I am curious about the safety of this method I have considered using for passing touch events in my Android application (and testing my understanding of concurrency in Java). Here's the basics:
I have a SurfaceView hooked up to SurfaceHolder.Callback to get user input events, mainly the onTouchEvent
callback. After the onTouchEvent
method is invoked, I see if event.getAction() == MotionEvent.ACTION_UP
and, if so, call a method I have named postTouchEvent
which is a member method of my app thread that updates the application's state and draws to the canvas.
SurfaceView
@Override
public boolean onTouchEvent(final MotionEvent event)
{
mAppThread.postTouchEvent(event);
}
AppThread
private volatile MotionEvent mInputEvent;
public void postTouchEvent(final MotionEvent event)
{
this.mInputEvent = event;
}
@Override
public void run()
{
// while loop ...
if (this.mInputEvent != null)
{
final MotionEvent inputEvent = this.mInputEvent;
this.mInputEvent == null;
// update state based on inputEvent (not this.mInputEvent)
}
// draw to canvas
}
Now I understand that it is certainly not atomic, but since I treat it as immutable after receiving it from framework, won't this work? (Instead of synchronizing the post method and the if statement, which I have no problem doing, but I'm asking to learn.)
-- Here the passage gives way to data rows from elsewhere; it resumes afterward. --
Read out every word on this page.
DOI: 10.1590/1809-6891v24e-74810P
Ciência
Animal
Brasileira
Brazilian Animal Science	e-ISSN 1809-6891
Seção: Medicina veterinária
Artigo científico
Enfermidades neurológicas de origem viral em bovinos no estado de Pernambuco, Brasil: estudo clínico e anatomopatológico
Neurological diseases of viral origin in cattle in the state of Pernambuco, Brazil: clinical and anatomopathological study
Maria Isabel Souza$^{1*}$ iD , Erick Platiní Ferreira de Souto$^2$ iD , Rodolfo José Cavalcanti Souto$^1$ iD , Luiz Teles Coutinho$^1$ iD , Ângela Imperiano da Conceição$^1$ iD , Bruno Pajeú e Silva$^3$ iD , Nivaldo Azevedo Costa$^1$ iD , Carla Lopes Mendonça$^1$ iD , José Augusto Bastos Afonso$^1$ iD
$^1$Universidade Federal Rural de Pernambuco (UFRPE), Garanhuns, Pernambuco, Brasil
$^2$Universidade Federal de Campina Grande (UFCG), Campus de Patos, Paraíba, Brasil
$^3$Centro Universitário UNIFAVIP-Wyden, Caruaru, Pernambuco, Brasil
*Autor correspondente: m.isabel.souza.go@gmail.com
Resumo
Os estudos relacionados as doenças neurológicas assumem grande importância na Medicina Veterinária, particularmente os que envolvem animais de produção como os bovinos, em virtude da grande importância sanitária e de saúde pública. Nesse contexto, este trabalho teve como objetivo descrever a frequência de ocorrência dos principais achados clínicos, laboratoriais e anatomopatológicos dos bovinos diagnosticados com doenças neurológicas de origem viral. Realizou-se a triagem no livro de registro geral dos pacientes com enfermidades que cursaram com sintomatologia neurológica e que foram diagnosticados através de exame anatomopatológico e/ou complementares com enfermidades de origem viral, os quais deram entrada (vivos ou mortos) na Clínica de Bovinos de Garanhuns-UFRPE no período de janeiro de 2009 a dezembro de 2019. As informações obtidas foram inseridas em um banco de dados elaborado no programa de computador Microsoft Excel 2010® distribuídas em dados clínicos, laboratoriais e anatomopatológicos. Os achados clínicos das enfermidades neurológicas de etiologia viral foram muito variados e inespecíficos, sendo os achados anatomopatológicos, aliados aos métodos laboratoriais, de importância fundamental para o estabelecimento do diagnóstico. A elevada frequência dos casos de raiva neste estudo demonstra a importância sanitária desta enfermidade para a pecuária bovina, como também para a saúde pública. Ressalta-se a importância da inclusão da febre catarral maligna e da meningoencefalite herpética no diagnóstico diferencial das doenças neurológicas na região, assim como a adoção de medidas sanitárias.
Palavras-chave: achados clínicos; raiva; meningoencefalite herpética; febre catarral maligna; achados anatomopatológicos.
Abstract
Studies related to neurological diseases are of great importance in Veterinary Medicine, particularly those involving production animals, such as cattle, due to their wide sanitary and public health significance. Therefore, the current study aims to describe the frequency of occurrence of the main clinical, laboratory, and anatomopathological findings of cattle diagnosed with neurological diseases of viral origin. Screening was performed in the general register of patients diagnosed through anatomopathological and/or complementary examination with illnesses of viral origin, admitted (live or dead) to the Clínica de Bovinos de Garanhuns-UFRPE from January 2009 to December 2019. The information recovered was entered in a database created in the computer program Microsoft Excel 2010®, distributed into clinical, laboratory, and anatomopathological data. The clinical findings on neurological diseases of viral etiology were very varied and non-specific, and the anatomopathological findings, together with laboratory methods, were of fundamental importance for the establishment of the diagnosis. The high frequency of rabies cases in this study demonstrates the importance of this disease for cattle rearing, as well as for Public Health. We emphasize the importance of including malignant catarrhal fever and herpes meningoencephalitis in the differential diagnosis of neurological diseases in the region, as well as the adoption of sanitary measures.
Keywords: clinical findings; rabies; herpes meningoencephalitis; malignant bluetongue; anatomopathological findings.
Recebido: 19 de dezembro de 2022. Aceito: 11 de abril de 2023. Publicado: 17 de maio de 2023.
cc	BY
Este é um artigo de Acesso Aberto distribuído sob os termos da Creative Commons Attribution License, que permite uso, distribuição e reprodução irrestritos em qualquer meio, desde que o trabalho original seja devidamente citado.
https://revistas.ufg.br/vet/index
Here are my thoughts. I know I will have a valid reference to the object but I am unsure in what state I will actually see the object. While testing everything is working out just fine but I am aware of how uncommon threading exceptions can be, even if something is broken.
Also, I can see one problem with this: If another MotionEvent comes though, it's possible that inputEvent in the run()
method will be set to a different event than the one that was referenced when this.mInputEvent != null
was checked, but this really isn't an issue.
So, is there anything I am missing or, for my purposes, should this be ok?